Both the House and Senate Ways and Means committees will hold hearings on the plans today, with House members hearing at least two plans and senators at least one. The House amendments were released yesterday, and a Senate amendment will be presented to the committee this morning.
Two lower court rulings bringing the state’s Medicaid Enhancement Tax into question are jeopardizing millions in state revenue. In this biennium, for example, the state is expected to bring in $145.9 million from the tax. The courts deemed it unconstitutional, in part, because it’s levied only on services provided by inpatient and outpatient hospitals. A hospital providing physical therapy, for example, would be taxed on the service, while a nonhospital physical therapy facility wouldn’t be.
Hospitals have been paying the tax since 1991 but used to get back all of the money through the state’s rigging of a federal reimbursement system that sent dollars back to hospitals and into the state’s general fund. The federal government recently began tightening the reimbursement rules, however, and the state cut back on the return payments to hospitals in 2011, causing some hospitals to look closer at the tax and challenge it in court.
The state likely is going to appeal the rulings to the state Supreme Court. But in the meantime, the rulings are forcing lawmakers to deal with what’s long been an ignored issue.
An amendment from Rep. Cindy Rosenwald, a Nashua Democrat, seeks to clarify why the state believes it’s fair to tax inpatient and outpatient hospital services and nothing else. (Under federal law, state’s can levy hospital taxes in 19 categories, including physician services, dental services, chiropractic services and more.) Her amendment changes some language in state law to distinguish the tax as being on “hospital services,” not “patient care.”

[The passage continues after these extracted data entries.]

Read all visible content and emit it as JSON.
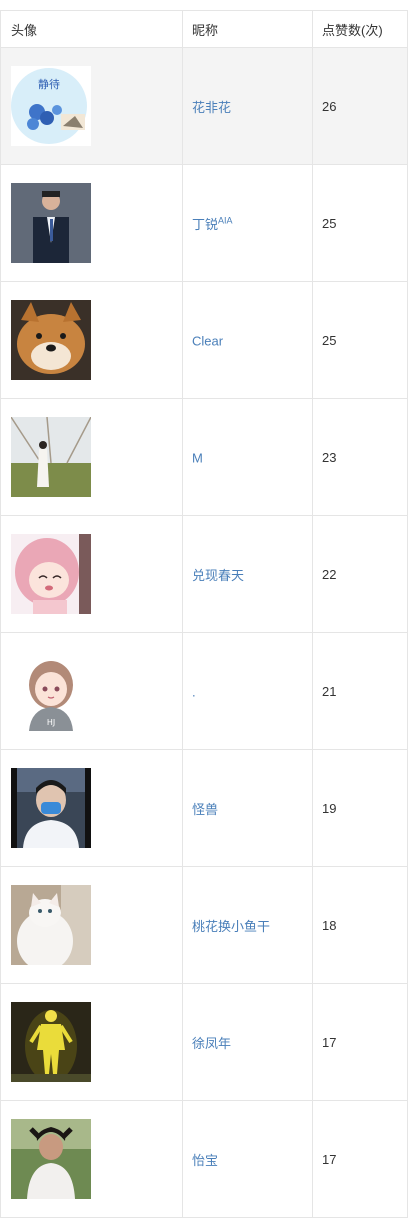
{
  "table": {
    "columns": [
      "头像",
      "昵称",
      "点赞数(次)"
    ],
    "rows": [
      {
        "name": "花非花",
        "suffix": "",
        "likes": "26",
        "avatar": "flower-logo-avatar",
        "badge_text": "静待"
      },
      {
        "name": "丁锐",
        "suffix": "AIA",
        "likes": "25",
        "avatar": "man-in-suit-avatar"
      },
      {
        "name": "Clear",
        "suffix": "",
        "likes": "25",
        "avatar": "shiba-dog-avatar"
      },
      {
        "name": "M",
        "suffix": "",
        "likes": "23",
        "avatar": "girl-in-field-avatar"
      },
      {
        "name": "兑现春天",
        "suffix": "",
        "likes": "22",
        "avatar": "anime-pink-hair-avatar"
      },
      {
        "name": ".",
        "suffix": "",
        "likes": "21",
        "avatar": "cartoon-girl-avatar"
      },
      {
        "name": "怪兽",
        "suffix": "",
        "likes": "19",
        "avatar": "masked-person-avatar"
      },
      {
        "name": "桃花换小鱼干",
        "suffix": "",
        "likes": "18",
        "avatar": "white-cat-avatar"
      },
      {
        "name": "徐凤年",
        "suffix": "",
        "likes": "17",
        "avatar": "glowing-figure-avatar"
      },
      {
        "name": "怡宝",
        "suffix": "",
        "likes": "17",
        "avatar": "girl-outdoors-avatar"
      }
    ]
  },
  "colors": {
    "link": "#4a7fb9",
    "text": "#333333",
    "border": "#e5e5e5",
    "shaded_row": "#f4f4f4"
  }
}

“We think the court’s got it wrong,” Rosenwald said.
The money collected through the tax goes into an uncompensated care fund. Rosenwald’s amendment says any money in that fund must be used for public assistance programs and none of it can go into the general fund. Her amendment does not change who is being taxed or at what rate, so there is no net impact on the budget, she said.
An amendment by Rep. David Hess, a Hooksett Republican, is also revenue neutral, but it taxes more people at a lower rate. Right now, the tax is 5.5 percent on inpatient and outpatient services. His amendment would broaden the tax to include more of those 19 categories and drop the rate to 5 percent. It still exempts some services such as mental health care, nursing homes and providers of private-duty nursing services.
The House Ways and Means Committee will hear both of these amendments at 2 p.m. The Senate will hear an amendment from Senate President Chuck Morse, a Salem Republican, at 9 a.m.
The deadline to act on bills from the other chamber is May 15. If House and Senate members can’t agree on a bill by that date, they will go to a committee of conference.